Suatu sore, saya bercakap-cakap dengan seorang mitra usang melalui aplikasi layanan pesan elektronik. Kebetulan dikala itu dia tengah bersantap. Ia pun mengirimkan foto masakan khas Negeri Paman Ho yang berada di hadapannya: semangkuk pho yang ranum—mi beras yang direndam dengan kaldu sapi kemudian disajikan dengan sayuran mentah. Dia memang penggemar masakan ini.
Namanya, Yudi Andreas, manajer perusahaan otomotif terkemuka di Indonesia. Dua tahun kemudian dia mulai berjuang menurunkan berat badan dengan metode clean eating diet—meminimumkan santapan olahan, sarapan hanya dengan buah-buahan, porsi sayuran yang lebih banyak, dan minum air dengan dosis tiga liter dalam sehari. Selama setahun, lebih berat badannya turun dari enam kilogram. Program itu berlanjut dengan kardio, sehingga hingga hari ini dia berhasil menurunkan lima kilogram lagi.
Saya bertanya kepadanya, mengapa proses penurunan berat badannya begitu lama.
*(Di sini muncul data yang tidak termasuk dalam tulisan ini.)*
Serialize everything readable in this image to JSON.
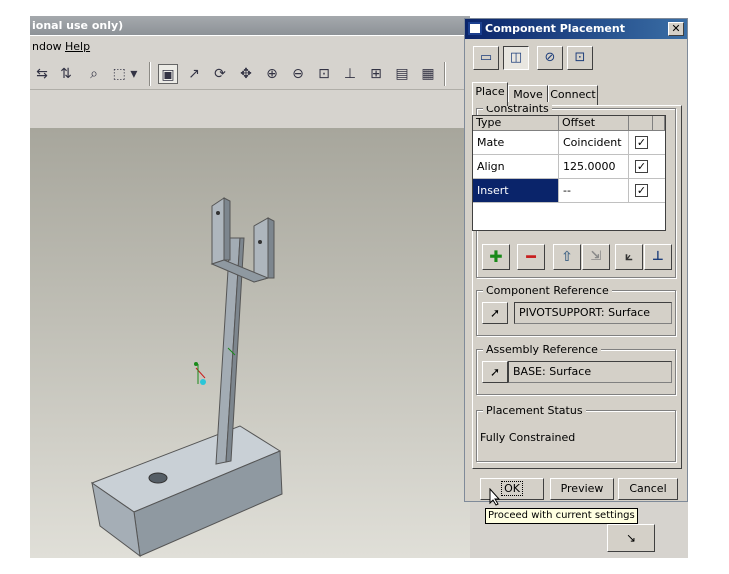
{
  "app": {
    "title_fragment": "ional use only)",
    "menu": [
      "ndow",
      "Help"
    ]
  },
  "dialog": {
    "title": "Component Placement",
    "close_label": "✕",
    "tabs": [
      {
        "label": "Place"
      },
      {
        "label": "Move"
      },
      {
        "label": "Connect"
      }
    ],
    "constraints": {
      "label": "Constraints",
      "headers": [
        "Type",
        "Offset"
      ],
      "rows": [
        {
          "type": "Mate",
          "offset": "Coincident",
          "check": "✓"
        },
        {
          "type": "Align",
          "offset": "125.0000",
          "check": "✓"
        },
        {
          "type": "Insert",
          "offset": "--",
          "check": "✓"
        }
      ]
    },
    "component_reference": {
      "label": "Component Reference",
      "value": "PIVOTSUPPORT: Surface"
    },
    "assembly_reference": {
      "label": "Assembly Reference",
      "value": "BASE: Surface"
    },
    "placement_status": {
      "label": "Placement Status",
      "value": "Fully Constrained"
    },
    "buttons": {
      "ok": "OK",
      "preview": "Preview",
      "cancel": "Cancel"
    },
    "tooltip": "Proceed with current settings"
  },
  "colors": {
    "dialog_title_bg": "#0a246a",
    "selected_row": "#0a246a",
    "add_icon": "#1a8a1a",
    "remove_icon": "#c81e1e"
  }
}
Bukankan, belakangan ini bermacam-macam diet yang terbukti cepat menurunkan berat badan?
“Karena saya tidak suka konsep diet yang menyiksa,” ungkapnya. “Diet jangka pendek itu menyiksa diri, sedangkan yang diharapkan diet itu ialah perubahan lifestyle.”
Target diet sejatinya bukanlah soal berat badan, melainkan tujuan sehat. Namun, berat badan yang turun bolehlah sebagai bonusnya. Banyak yang salah kaprah bahwa diet itu perkara menurunkan atau menaikkan berat badan, padahal diet ialah perkara contoh makan. Jadi, menurutnya, benar juga apa yang kerap dikata orang bahwa “kebahagiaan itu berawal dari usus” bukan dari berat badan.
Setiap orang mungkin mempunyai definisi “sehat” yang beragam. Kendati sehat dan bugar mempunyai makna yang berlainan, namun dia menempatkan kebugaran sebagai salah satu indikator “sehat” untuk dirinya, ibarat durasi atau ketahanan dalam berjalan kaki atau kegiatan lainnya.
Pada edisi ini kami menyajikan dongeng pengalaman empat selebritas yang obesitas demi meraih kesehatan dengan cara mengatur contoh makanan. Obesitas minggat, tubuh sehat, penampilan mereka pun kian terangkat. Kita dapat menyimak bagaimana mereka berupaya mengubah gaya hidup demi tercapainya tujuan tadi.
Saya pun teringat pesan mitra saya, “Mengubah gaya hidup itu tidak semudah yang dibayangkan. Dan, diet tanpa perubahan gaya hidup yang langgeng ialah kesia-siaan.”

INTISARI
Empat selebritas ini pernah mengalami obesitas. Namun, kesadaran akan pentingnya hidup sehat menciptakan mereka berjuang menurunkan berat badan.